Root privileges through suid
The challenge mentions this as a good example of how the suid access property can be misused. For those unaware, suid is a user access setting for the Linux file system. Applied to an executable, making it run with the effective uid belonging to the owner of the file instead of the initiating user. This is often seen in conjunction with scripts that require root privileges, where a non-admin user can call a script and execute it with higher privileges than the user would have otherwise.
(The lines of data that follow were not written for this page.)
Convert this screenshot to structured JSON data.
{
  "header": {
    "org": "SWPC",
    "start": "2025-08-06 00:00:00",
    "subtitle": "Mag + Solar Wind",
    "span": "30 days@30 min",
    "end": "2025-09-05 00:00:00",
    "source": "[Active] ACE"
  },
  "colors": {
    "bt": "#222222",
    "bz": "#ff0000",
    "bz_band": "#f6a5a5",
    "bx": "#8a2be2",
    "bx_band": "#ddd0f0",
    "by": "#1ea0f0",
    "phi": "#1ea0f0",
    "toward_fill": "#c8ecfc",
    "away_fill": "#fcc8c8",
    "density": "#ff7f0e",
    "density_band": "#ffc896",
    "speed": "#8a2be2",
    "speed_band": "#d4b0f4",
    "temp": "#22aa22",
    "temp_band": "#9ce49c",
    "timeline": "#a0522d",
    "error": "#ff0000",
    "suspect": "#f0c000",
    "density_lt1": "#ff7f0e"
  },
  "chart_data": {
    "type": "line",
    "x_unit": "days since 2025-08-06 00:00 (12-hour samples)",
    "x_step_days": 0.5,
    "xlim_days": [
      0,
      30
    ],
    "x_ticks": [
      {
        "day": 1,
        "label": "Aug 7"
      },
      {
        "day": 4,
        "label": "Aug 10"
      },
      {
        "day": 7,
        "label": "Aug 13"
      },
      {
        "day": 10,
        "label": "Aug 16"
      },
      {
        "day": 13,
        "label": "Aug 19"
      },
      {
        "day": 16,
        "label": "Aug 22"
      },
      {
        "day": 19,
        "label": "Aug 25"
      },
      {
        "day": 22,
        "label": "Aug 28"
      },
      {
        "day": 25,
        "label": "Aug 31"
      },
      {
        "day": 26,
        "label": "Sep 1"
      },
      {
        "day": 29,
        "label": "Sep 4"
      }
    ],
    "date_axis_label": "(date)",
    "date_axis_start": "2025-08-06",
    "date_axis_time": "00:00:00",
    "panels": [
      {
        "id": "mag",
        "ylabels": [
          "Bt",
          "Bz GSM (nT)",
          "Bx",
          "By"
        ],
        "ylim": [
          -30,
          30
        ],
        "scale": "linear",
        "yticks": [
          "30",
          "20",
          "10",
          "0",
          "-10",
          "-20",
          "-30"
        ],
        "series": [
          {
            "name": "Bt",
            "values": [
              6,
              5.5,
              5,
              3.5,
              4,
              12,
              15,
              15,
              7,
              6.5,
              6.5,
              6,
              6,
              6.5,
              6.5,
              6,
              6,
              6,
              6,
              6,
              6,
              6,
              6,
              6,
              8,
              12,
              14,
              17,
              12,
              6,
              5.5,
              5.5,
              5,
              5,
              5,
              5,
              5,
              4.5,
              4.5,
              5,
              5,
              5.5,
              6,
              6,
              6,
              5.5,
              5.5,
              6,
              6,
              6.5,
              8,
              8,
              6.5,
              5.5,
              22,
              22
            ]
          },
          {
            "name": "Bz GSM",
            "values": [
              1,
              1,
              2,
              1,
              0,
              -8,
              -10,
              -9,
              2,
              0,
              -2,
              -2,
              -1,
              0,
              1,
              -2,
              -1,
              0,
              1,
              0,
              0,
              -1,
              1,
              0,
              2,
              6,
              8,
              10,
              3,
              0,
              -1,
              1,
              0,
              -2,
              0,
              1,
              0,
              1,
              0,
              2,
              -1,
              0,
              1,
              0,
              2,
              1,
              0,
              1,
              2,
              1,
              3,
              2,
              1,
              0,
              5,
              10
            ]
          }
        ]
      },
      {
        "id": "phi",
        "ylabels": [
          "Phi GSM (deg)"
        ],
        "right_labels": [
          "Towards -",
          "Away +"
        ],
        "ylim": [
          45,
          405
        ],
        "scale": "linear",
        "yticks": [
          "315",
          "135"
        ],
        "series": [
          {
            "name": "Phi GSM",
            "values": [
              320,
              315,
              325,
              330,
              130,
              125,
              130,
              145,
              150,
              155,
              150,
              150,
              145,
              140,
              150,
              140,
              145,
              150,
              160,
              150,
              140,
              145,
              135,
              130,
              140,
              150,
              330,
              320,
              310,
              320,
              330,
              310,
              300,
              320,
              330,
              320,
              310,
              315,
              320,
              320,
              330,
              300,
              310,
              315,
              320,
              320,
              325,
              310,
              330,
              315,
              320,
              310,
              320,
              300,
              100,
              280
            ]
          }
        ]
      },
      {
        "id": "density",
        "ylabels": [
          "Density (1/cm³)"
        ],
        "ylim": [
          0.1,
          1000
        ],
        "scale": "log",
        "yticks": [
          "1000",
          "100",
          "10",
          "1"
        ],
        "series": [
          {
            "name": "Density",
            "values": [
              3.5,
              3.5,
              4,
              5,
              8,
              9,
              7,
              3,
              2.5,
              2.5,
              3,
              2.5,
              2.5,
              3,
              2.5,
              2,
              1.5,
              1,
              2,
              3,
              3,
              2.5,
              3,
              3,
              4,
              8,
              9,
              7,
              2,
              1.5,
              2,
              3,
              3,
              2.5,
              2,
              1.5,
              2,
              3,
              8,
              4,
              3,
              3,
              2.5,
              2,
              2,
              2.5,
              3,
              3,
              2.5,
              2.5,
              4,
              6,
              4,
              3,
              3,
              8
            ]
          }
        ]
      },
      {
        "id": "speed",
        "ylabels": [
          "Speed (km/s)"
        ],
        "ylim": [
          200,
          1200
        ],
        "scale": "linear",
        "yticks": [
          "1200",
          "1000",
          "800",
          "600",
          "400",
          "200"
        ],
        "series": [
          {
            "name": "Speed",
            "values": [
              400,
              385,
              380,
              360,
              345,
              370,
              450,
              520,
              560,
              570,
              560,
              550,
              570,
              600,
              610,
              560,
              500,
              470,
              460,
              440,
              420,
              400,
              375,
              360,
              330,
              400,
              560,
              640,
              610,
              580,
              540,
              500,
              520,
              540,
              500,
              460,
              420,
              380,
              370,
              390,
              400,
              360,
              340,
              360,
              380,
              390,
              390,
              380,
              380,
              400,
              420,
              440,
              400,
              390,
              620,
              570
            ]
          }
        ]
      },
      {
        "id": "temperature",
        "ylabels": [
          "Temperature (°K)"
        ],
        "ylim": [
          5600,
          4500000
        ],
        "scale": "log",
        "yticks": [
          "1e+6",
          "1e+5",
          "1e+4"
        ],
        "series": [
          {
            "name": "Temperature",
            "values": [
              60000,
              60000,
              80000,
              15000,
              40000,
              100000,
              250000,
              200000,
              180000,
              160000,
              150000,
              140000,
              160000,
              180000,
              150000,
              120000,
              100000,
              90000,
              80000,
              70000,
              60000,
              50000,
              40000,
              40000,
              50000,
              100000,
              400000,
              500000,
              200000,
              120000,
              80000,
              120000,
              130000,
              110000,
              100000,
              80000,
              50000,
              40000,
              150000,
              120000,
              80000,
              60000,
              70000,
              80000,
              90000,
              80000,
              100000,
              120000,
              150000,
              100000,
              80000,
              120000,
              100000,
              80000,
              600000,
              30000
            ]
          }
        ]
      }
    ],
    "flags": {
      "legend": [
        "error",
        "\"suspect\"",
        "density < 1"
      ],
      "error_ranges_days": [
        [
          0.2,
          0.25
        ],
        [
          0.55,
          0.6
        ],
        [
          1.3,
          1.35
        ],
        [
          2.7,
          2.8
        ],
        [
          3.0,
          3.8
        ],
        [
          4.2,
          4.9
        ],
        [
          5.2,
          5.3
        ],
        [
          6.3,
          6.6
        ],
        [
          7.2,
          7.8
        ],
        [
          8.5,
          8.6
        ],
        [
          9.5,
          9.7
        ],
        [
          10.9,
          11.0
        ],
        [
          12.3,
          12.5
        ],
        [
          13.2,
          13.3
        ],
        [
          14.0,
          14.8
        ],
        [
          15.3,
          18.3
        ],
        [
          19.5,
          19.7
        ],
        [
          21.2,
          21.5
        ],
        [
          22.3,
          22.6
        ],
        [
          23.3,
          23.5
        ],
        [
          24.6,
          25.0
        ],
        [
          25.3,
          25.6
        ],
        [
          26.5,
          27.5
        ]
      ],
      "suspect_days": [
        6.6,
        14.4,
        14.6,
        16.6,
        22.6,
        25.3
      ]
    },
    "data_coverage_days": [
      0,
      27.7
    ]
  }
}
This binary when run with this setting facilitates a way an attacker can use the double free vulnerability to gain root on a device. All thanks to this access control property. To conduct this, we will change the -sargument of sh to -pto avoid resetting the effective uid to the calling user.
Conclusion
In this challenge, we successfully exploited a 64-bit x86 binary by creating two fastbin duplicates. We bypassed several exploit mitigations, including Stack Canary, Full RELRO, NX Bit, and PIE. Using a libc leak, we manipulated the main arena to overwrite the Top Chunk Pointer, activate a Malloc hook, and invoke a shell using a 1-gadget.
In this challenge we successfully exploited a 64-bit x86 binary by creating two fastbin duplicated. We leveraged a double-free Malloc vulnerability in the 2.30 version of glibc. Achieving arbitrary code execution through a 1-gadget.
The binary ran with multiple exploit mitigations which we bypassed:
- Stack Canary
- Full RELRO
- NX bit
- PIE
The binary leaked the position of libc symbol Puts() allowing us to identify the remainder relative positioning of libc symbols despite ASLR (enabled by PIE). We used the libc leak to locate the Main Arena and __malloc_hook. Using the two instances of fastbin dups to tamper with the 0x50 and 0x60 fastbins.
We then formed a fake chunk onto the arena, which allowed us to overwrite the Top Chunk pointer. The fake Top Chunk was then further used to activate and overwrite the __malloc_hook with a glibc gadget that invoked a shell from the binary, bypassing the NX bit and Stack Canary.
Additionally, we demonstrated how suid can be misused to gain root access, leveraging the same exploitation chain.